For everything this season was, though, it's the potential for what will come next that's truly mesmerizing:
Phoenix is already further along in the asset-collection stage than we thought, and its cupboards could be overflowing by the end of the offseason.
The Suns could have as many as four first-round picks in the upcoming draft. If that wasn't tantalizing enough on its own, it's worth mentioning that this rookie class shines not for its top talent but rather for its overall depth.
Then again, Phoenix might have the ammunition to go star-searching on draft night should it choose to do so. The team was entertaining the idea of combining some of those picks in pursuit of a true difference-maker as early as December.
"I think one of the things that’s important for people to realize is that we may not draft four players even if we have four picks,” McDonough told NBA.com's Scott Howard-Cooper. “Our preference would probably be to maybe package a few of them. We’re obviously all looking for stars."
The Suns couldn't find a worthwhile offer before the trade deadline, but perhaps they'll have better luck over the summer. If not, Phoenix will add even more artillery to a collection already rife with talent and youth.
This franchise's weapons don't stop at draft night, either. It has just $35 million committed to next season's payroll ($28 million without contract options), via ShamSports.com, so the funds are available should a big fish present itself in free agency.

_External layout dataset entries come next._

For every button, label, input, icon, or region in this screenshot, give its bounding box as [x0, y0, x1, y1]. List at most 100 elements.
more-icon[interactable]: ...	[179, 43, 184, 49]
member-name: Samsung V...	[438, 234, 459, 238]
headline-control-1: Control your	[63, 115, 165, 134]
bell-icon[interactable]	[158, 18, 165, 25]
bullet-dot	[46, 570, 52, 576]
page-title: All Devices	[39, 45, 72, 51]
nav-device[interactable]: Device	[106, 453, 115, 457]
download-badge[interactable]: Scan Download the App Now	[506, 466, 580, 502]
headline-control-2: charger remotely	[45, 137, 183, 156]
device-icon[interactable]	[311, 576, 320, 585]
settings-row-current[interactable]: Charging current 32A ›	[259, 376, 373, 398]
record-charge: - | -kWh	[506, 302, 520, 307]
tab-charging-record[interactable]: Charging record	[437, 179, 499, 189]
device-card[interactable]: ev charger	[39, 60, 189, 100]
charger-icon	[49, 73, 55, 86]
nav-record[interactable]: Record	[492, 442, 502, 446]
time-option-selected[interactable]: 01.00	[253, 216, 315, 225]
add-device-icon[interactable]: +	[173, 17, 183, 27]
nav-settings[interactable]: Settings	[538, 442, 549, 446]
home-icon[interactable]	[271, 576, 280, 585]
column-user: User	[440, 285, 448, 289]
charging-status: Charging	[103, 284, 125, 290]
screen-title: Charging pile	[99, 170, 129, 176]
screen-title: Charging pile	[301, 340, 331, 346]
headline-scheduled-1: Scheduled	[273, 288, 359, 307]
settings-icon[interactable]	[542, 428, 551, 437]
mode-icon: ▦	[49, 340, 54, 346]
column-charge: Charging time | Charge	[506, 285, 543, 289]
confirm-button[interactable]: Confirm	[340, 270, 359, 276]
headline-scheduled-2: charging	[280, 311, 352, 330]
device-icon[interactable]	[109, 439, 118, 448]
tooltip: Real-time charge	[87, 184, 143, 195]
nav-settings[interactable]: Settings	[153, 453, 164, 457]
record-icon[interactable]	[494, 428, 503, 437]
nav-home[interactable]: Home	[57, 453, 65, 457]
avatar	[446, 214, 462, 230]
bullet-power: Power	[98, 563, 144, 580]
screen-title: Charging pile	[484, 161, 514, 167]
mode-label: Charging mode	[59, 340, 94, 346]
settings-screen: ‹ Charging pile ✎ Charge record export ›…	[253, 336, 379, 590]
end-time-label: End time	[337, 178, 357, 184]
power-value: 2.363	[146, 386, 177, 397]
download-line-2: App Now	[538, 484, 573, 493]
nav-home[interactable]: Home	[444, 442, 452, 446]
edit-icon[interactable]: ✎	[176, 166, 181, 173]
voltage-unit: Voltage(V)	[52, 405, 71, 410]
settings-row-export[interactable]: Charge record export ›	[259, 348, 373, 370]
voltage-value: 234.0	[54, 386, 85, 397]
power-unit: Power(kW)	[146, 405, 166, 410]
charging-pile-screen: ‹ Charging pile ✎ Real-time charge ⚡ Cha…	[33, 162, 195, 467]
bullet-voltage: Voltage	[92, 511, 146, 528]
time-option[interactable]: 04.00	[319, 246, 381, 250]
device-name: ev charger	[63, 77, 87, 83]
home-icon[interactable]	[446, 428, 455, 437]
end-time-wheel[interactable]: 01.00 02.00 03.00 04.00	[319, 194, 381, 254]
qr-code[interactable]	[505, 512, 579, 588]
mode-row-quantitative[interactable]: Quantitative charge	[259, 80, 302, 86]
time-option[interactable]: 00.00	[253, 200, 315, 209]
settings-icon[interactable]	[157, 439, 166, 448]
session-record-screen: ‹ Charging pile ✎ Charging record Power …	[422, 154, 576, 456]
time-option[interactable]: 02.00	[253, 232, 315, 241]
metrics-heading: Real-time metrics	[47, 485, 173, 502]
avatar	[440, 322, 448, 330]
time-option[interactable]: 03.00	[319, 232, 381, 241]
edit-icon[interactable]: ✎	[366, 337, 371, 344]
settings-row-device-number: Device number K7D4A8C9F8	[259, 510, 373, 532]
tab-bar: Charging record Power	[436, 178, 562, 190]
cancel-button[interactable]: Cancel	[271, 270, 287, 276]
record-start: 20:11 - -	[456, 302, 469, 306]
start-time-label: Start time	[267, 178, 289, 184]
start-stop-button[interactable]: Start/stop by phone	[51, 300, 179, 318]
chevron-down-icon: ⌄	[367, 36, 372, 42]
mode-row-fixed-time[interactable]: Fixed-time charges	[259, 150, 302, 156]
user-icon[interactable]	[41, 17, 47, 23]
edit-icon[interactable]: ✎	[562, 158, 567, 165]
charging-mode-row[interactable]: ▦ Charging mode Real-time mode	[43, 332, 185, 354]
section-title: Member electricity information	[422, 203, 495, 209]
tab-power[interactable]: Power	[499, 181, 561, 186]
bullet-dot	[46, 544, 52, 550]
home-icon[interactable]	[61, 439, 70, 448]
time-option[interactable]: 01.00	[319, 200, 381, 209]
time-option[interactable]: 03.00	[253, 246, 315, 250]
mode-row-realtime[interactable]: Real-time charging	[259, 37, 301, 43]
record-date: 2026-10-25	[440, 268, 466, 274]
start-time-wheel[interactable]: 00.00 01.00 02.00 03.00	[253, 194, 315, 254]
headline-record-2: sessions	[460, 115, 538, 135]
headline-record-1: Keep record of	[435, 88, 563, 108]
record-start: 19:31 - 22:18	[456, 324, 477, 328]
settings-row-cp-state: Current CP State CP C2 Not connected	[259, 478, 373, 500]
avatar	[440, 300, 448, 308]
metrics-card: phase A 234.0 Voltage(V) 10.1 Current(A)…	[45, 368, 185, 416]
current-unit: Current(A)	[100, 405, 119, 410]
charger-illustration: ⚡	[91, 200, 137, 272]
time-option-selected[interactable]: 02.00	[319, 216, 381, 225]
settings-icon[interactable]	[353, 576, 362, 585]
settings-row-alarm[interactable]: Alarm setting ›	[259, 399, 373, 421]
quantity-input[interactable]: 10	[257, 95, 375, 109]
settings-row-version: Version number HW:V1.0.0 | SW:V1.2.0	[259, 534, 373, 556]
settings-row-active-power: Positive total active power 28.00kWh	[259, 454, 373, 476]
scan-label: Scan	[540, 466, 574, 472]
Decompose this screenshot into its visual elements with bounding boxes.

One of those fish will come from Phoenix's own waters—and won't move any further. Bledsoe will be a restricted free agent at season's end, but Paul Coro of the Arizona Republic reported the Suns have long planned on matching any offer sheet the guard might sign "or even beat any team to it with the advantage of offering him an extra year with larger raises."
Of course, with players like Dragic ($7.5 million), Green ($3.5 million) and Morris ($2.9 million) already outperforming their budget deals, there's enough money to keep the in-house talent around and search for external assistance:
Phoenix hasn't traditionally been a major free-agent draw, but even that could change. With a talented roster, a stat-sheet-friendly system, a world-class training staff and candidates in both the Coach of the Year and Executive of the Year races, premier players might have a hard time denying its appeal.

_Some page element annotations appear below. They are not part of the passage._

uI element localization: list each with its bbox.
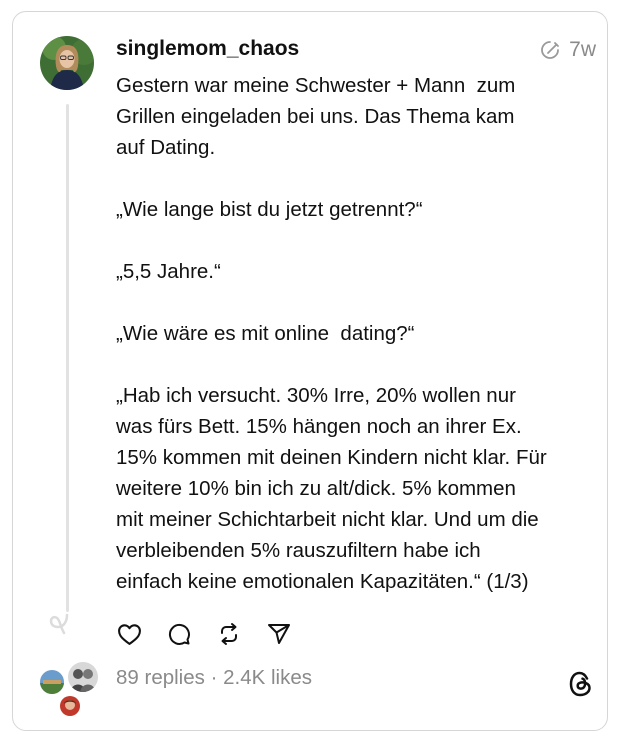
replier-avatar: [38, 668, 66, 696]
post-actions: [116, 621, 292, 647]
thread-connector-line: [66, 104, 69, 612]
heart-icon: [117, 623, 141, 645]
replier-avatar: [58, 694, 82, 718]
thread-loop-icon: [49, 613, 69, 635]
share-button[interactable]: [266, 621, 292, 647]
post-stats[interactable]: 89 replies · 2.4K likes: [116, 666, 312, 690]
threads-logo-icon[interactable]: [568, 670, 594, 703]
author-avatar[interactable]: [40, 36, 94, 90]
post-timestamp[interactable]: 7w: [569, 38, 596, 62]
author-username[interactable]: singlemom_chaos: [116, 37, 299, 61]
share-send-icon: [268, 624, 290, 644]
replier-avatar: [66, 660, 100, 694]
reply-button[interactable]: [166, 621, 192, 647]
repost-button[interactable]: [216, 621, 242, 647]
edited-pencil-circle-icon: [541, 41, 560, 59]
replier-avatars[interactable]: [38, 660, 100, 718]
repost-icon: [221, 623, 237, 645]
post-text: Gestern war meine Schwester + Mann zum G…: [116, 74, 547, 593]
post-meta: 7w: [539, 38, 596, 62]
like-button[interactable]: [116, 621, 142, 647]
comment-bubble-icon: [168, 623, 190, 645]
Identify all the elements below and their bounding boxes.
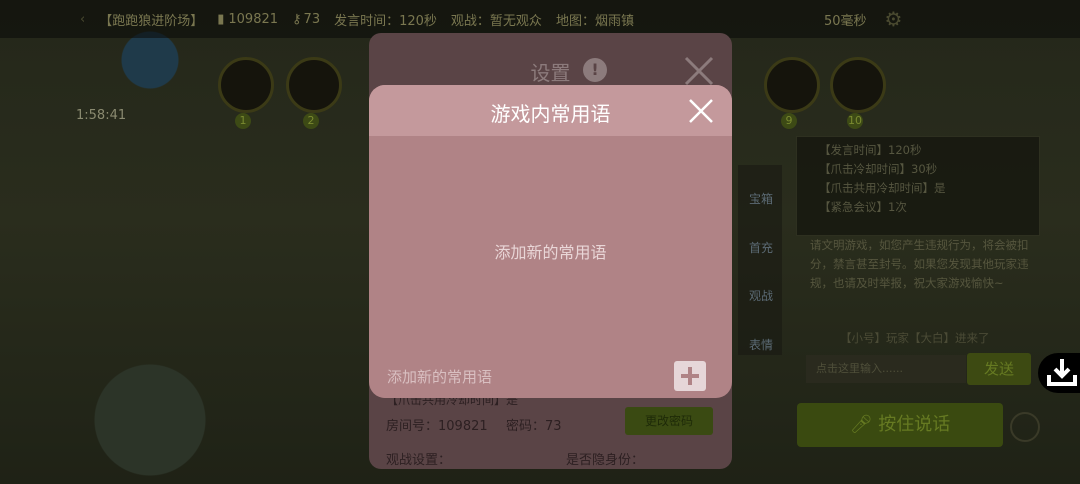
speak-time: 发言时间：120秒	[334, 13, 437, 29]
hide-identity-label: 是否隐身份：	[566, 453, 645, 468]
latency: 50毫秒	[823, 13, 867, 29]
room-rules-panel: 【发言时间】120秒 【爪击冷却时间】30秒 【爪击共用冷却时间】是 【紧急会议…	[796, 136, 1040, 236]
notice-text: 请文明游戏，如您产生违规行为，将会被扣分，禁言甚至封号。如果您发现其他玩家违规，…	[810, 238, 1029, 290]
info-line: 【爪击冷却时间】30秒	[819, 162, 938, 176]
room-password: 73	[303, 11, 321, 27]
side-item-emoji[interactable]: 表情	[744, 336, 778, 353]
help-icon[interactable]: !	[583, 58, 607, 82]
add-phrase-button[interactable]	[674, 361, 706, 391]
push-to-talk-button[interactable]: 🎤︎ 按住说话	[797, 403, 1003, 447]
new-phrase-input[interactable]: 添加新的常用语	[387, 366, 492, 387]
player-avatar[interactable]	[218, 57, 274, 113]
key-icon: ⚷	[292, 11, 302, 27]
speaker-icon[interactable]	[1010, 412, 1040, 442]
close-icon[interactable]	[687, 97, 715, 125]
back-chevron-icon[interactable]: ‹	[80, 12, 85, 27]
info-line: 【发言时间】120秒	[819, 143, 922, 157]
info-line: 【爪击共用冷却时间】是	[819, 181, 946, 195]
settings-password: 密码：73	[506, 419, 562, 434]
info-line: 【紧急会议】1次	[819, 200, 907, 214]
settings-gear-icon[interactable]: ⚙	[885, 7, 903, 31]
room-number: 109821	[228, 11, 279, 27]
game-timer: 1:58:41	[76, 108, 127, 123]
seat-number: 9	[781, 113, 797, 129]
chat-input[interactable]: 点击这里输入......	[806, 355, 966, 383]
modal-title: 游戏内常用语	[490, 102, 611, 126]
push-to-talk-label: 按住说话	[878, 414, 951, 435]
side-item-chest[interactable]: 宝箱	[744, 190, 778, 207]
seat-number: 1	[235, 113, 251, 129]
map-name: 地图：烟雨镇	[555, 13, 634, 29]
plus-icon	[681, 367, 699, 385]
side-item-recharge[interactable]: 首充	[744, 239, 778, 256]
side-item-spectate[interactable]: 观战	[744, 287, 778, 304]
microphone-icon: 🎤︎	[849, 414, 879, 435]
join-notice: 【小号】玩家【大白】进来了	[840, 331, 990, 345]
seat-number: 10	[847, 113, 863, 129]
change-password-button[interactable]: 更改密码	[625, 407, 713, 435]
player-avatar[interactable]	[830, 57, 886, 113]
player-avatar[interactable]	[286, 57, 342, 113]
room-name: 【跑跑狼进阶场】	[99, 13, 204, 29]
download-icon	[1047, 359, 1077, 386]
door-icon: ▮	[217, 11, 225, 27]
player-avatar[interactable]	[764, 57, 820, 113]
seat-number: 2	[303, 113, 319, 129]
spectate-status: 观战：暂无观众	[450, 13, 542, 29]
common-phrases-modal: 游戏内常用语 添加新的常用语 添加新的常用语	[369, 85, 732, 398]
empty-phrases-text: 添加新的常用语	[494, 243, 607, 262]
download-button[interactable]	[1038, 353, 1080, 393]
close-icon[interactable]	[681, 53, 717, 89]
send-button[interactable]: 发送	[967, 353, 1031, 385]
settings-title: 设置	[530, 61, 571, 85]
settings-room-number: 房间号：109821	[386, 419, 488, 434]
spectate-setting-label: 观战设置：	[386, 453, 452, 468]
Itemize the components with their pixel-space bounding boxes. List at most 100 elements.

Then again, maybe the Suns don't need to go shopping for big-ticket items. They're scary enough as it is:
That's what makes this not a bitter ending but a brilliant beginning.
In terms of poise and experience, the Suns were in over their heads. They just never appeared that way.
"If we had three All-Stars and don't make the playoffs, then you go, 'Oh, my goodness,' but we had guys who proved they can play in this league and play at a high level," Hornacek said, via Coro. "I thought we did the best we could."
The Suns will learn from this experience.
They developed their talent like a young team should, but they were able to do that in a playoff-type atmosphere. They didn't jump the gun on their rebuilding, but they didn't pass up an open opportunity, either. Between their internal improvements and external moves, the Suns will be even more prepared for the next go-round.
The original might not have had the feel-good ending we all wanted, but imagine what's in store for the sequel.